With ‘admin’ roles in a university you want a short and snappy CV (no more than two pages) which focuses on the areas of relevance to the role being applied for and then to draw out your relevant skills and experience in the covering statement, addressing the competencies in the person specification.

Our university has actually started doing anonymised applications for admin roles which means a CV isn’t needed at all, you just fill in qualifications and previous roles into the online application form.

Leakingroofagain · 29/09/2022 18:49

I'd say 2 sides of a4 max for the CV. Emphasise skills rather than responsibilities. I would focus on the project management aspect of self-directed research too (planning, mitigating risk, meeting milestones etc etc.)

NaNaWhyDontYouGetAJob · 29/09/2022 19:00

I'm a careers advisor for a university and I agree with the good advice you've had above!

Academic CVs really are the outliers in terms of length. Two page CV will be fine for most non academic jobs in the UK. You can structure it around the headings in the job description (this is often called a skills CV, Google it for some examples) or you can take the more common chronological approach and list your most recent roles in reverse date order and make sure the bullet points are relevant to the job description.

Your university careers service is likely to have some examples or advice for PhD students looking at non academic jobs so it might be worth seeing if you can access it as there will be some useful pointers about the differences between application styles and how you can reframe teaching and research for different roles. Some university careers services have open access websites so if you can't get into your own, see whether you can find someone else's! jobs.ac.uk also has good 'leaving academia' guides

Good luck! I enjoy working in an HE non academic role- much less stress but still a nice environment and student contact

notlisteningwithmother · 29/09/2022 21:21

Thank you very much. That's really helpful advice on all fronts. Focus on skills makes good sense and makes it easier to target visibly the key requirements of any role.

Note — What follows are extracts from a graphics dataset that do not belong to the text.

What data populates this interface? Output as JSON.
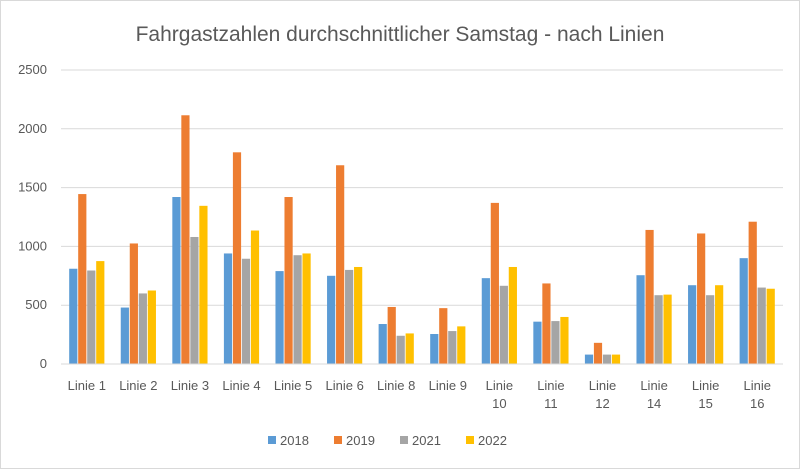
{
  "chart_data": {
    "type": "bar",
    "title": "Fahrgastzahlen durchschnittlicher Samstag - nach Linien",
    "xlabel": "",
    "ylabel": "",
    "ylim": [
      0,
      2500
    ],
    "yticks": [
      0,
      500,
      1000,
      1500,
      2000,
      2500
    ],
    "grid": true,
    "legend_position": "bottom",
    "categories": [
      "Linie 1",
      "Linie 2",
      "Linie 3",
      "Linie 4",
      "Linie 5",
      "Linie 6",
      "Linie 8",
      "Linie 9",
      "Linie 10",
      "Linie 11",
      "Linie 12",
      "Linie 14",
      "Linie 15",
      "Linie 16"
    ],
    "series": [
      {
        "name": "2018",
        "color": "#5b9bd5",
        "values": [
          810,
          480,
          1420,
          940,
          790,
          750,
          340,
          255,
          730,
          360,
          80,
          755,
          670,
          900
        ]
      },
      {
        "name": "2019",
        "color": "#ed7d31",
        "values": [
          1445,
          1025,
          2115,
          1800,
          1420,
          1690,
          485,
          475,
          1370,
          685,
          180,
          1140,
          1110,
          1210
        ]
      },
      {
        "name": "2021",
        "color": "#a5a5a5",
        "values": [
          795,
          600,
          1080,
          895,
          925,
          800,
          240,
          280,
          665,
          365,
          80,
          585,
          585,
          650
        ]
      },
      {
        "name": "2022",
        "color": "#ffc000",
        "values": [
          875,
          625,
          1345,
          1135,
          940,
          825,
          260,
          320,
          825,
          400,
          80,
          590,
          670,
          640
        ]
      }
    ]
  }
}
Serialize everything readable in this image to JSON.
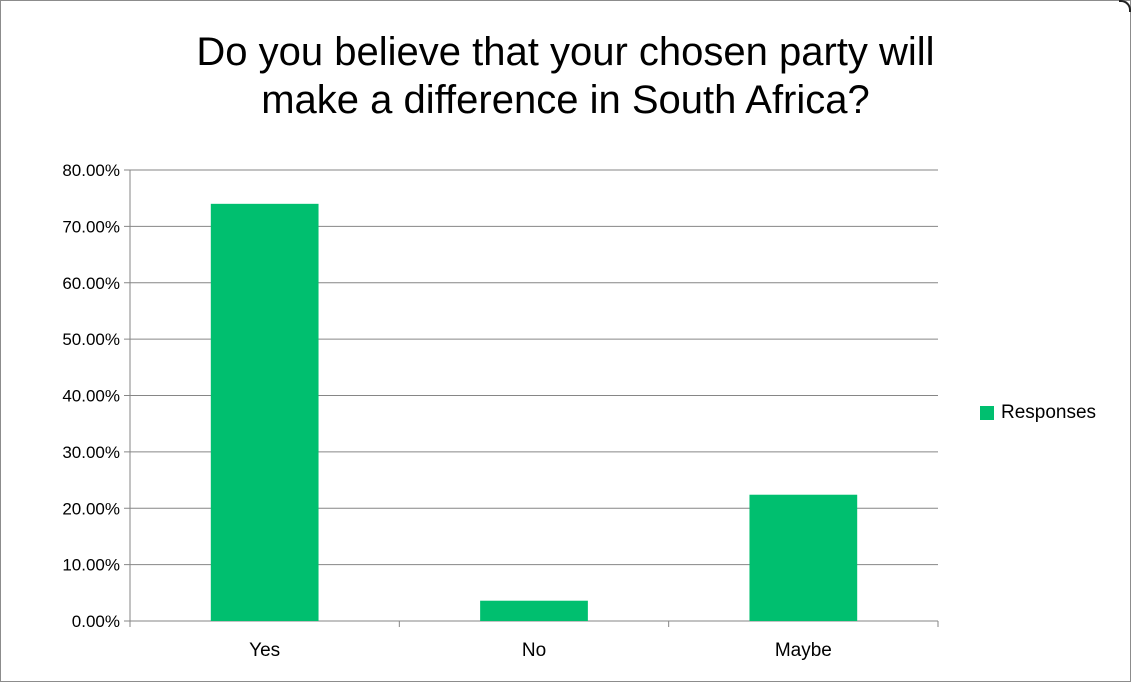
{
  "chart_data": {
    "type": "bar",
    "title_lines": [
      "Do you believe that your chosen party will",
      "make a difference in South Africa?"
    ],
    "categories": [
      "Yes",
      "No",
      "Maybe"
    ],
    "series": [
      {
        "name": "Responses",
        "values": [
          74.0,
          3.6,
          22.4
        ],
        "color": "#00bf6f"
      }
    ],
    "ylim": [
      0,
      80
    ],
    "yticks": [
      "0.00%",
      "10.00%",
      "20.00%",
      "30.00%",
      "40.00%",
      "50.00%",
      "60.00%",
      "70.00%",
      "80.00%"
    ],
    "grid": true,
    "legend": "right",
    "value_unit": "percent"
  }
}
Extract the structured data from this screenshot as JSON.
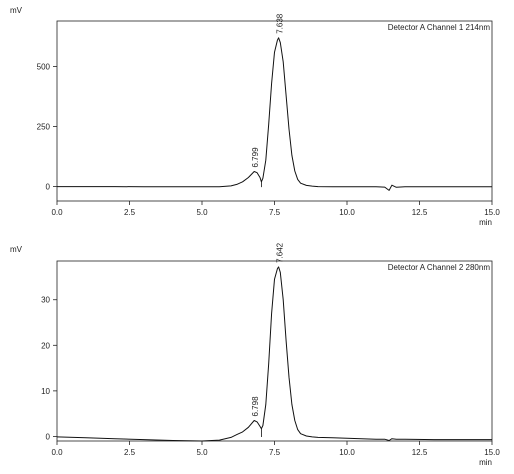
{
  "chart_data": [
    {
      "type": "line",
      "title": "",
      "ylabel": "mV",
      "xlabel": "min",
      "channel_label": "Detector A Channel 1 214nm",
      "xlim": [
        0.0,
        15.0
      ],
      "ylim": [
        -60,
        690
      ],
      "x_ticks": [
        "0.0",
        "2.5",
        "5.0",
        "7.5",
        "10.0",
        "12.5",
        "15.0"
      ],
      "y_ticks": [
        "0",
        "250",
        "500"
      ],
      "y_tick_values": [
        0,
        250,
        500
      ],
      "peaks": [
        {
          "label": "6.799",
          "x": 6.799
        },
        {
          "label": "7.638",
          "x": 7.638
        }
      ],
      "series": [
        {
          "x": [
            0.0,
            1.0,
            2.0,
            3.0,
            4.0,
            5.0,
            5.6,
            6.0,
            6.2,
            6.4,
            6.6,
            6.8,
            6.9,
            7.0,
            7.05,
            7.1,
            7.2,
            7.3,
            7.4,
            7.5,
            7.6,
            7.64,
            7.7,
            7.8,
            7.9,
            8.0,
            8.1,
            8.2,
            8.3,
            8.4,
            8.6,
            8.8,
            9.0,
            9.5,
            10.0,
            10.5,
            11.0,
            11.3,
            11.45,
            11.55,
            11.7,
            12.0,
            13.0,
            14.0,
            15.0
          ],
          "y": [
            0,
            0,
            0,
            -1,
            -1,
            -1,
            -1,
            3,
            9,
            20,
            38,
            63,
            58,
            38,
            20,
            35,
            110,
            260,
            430,
            560,
            610,
            620,
            600,
            520,
            380,
            240,
            130,
            65,
            30,
            14,
            5,
            2,
            0,
            -1,
            -1,
            -1,
            -1,
            -2,
            -16,
            6,
            -3,
            -1,
            -1,
            -1,
            -1
          ]
        }
      ]
    },
    {
      "type": "line",
      "title": "",
      "ylabel": "mV",
      "xlabel": "min",
      "channel_label": "Detector A Channel 2 280nm",
      "xlim": [
        0.0,
        15.0
      ],
      "ylim": [
        -1,
        38.5
      ],
      "x_ticks": [
        "0.0",
        "2.5",
        "5.0",
        "7.5",
        "10.0",
        "12.5",
        "15.0"
      ],
      "y_ticks": [
        "0",
        "10",
        "20",
        "30"
      ],
      "y_tick_values": [
        0,
        10,
        20,
        30
      ],
      "peaks": [
        {
          "label": "6.798",
          "x": 6.798
        },
        {
          "label": "7.642",
          "x": 7.642
        }
      ],
      "series": [
        {
          "x": [
            0.0,
            1.0,
            2.0,
            3.0,
            4.0,
            5.0,
            5.6,
            6.0,
            6.2,
            6.4,
            6.6,
            6.8,
            6.9,
            7.0,
            7.05,
            7.1,
            7.2,
            7.3,
            7.4,
            7.5,
            7.6,
            7.64,
            7.7,
            7.8,
            7.9,
            8.0,
            8.1,
            8.2,
            8.3,
            8.4,
            8.6,
            8.8,
            9.0,
            9.5,
            10.0,
            10.5,
            11.0,
            11.3,
            11.45,
            11.55,
            11.7,
            12.0,
            13.0,
            14.0,
            15.0
          ],
          "y": [
            -0.1,
            -0.3,
            -0.5,
            -0.7,
            -0.9,
            -1.0,
            -0.8,
            -0.2,
            0.4,
            1.0,
            2.0,
            3.5,
            3.2,
            2.2,
            1.7,
            2.4,
            7.0,
            16.0,
            27.0,
            34.5,
            36.8,
            37.2,
            36.0,
            30.0,
            21.0,
            13.0,
            7.0,
            3.5,
            1.5,
            0.6,
            0.1,
            -0.1,
            -0.2,
            -0.3,
            -0.4,
            -0.5,
            -0.6,
            -0.6,
            -0.9,
            -0.5,
            -0.6,
            -0.6,
            -0.7,
            -0.7,
            -0.7
          ]
        }
      ]
    }
  ]
}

That point about the difference between skills and responsibilities made me think. My draft CV does read like a list of roles and duties without making it clear why these matter and what skills are involved and learned. Our internal promotion process expects not just a list of 'what I did' but a clear statement of the impact or outcome. I need to present my experience with that mindset.

At the moment I'd like to stay in a university environment, for the reasons the pp suggests. And I feel a bit less thrown in at the deep end thanks to friends in the administrative and professional services who have given me some generous insights.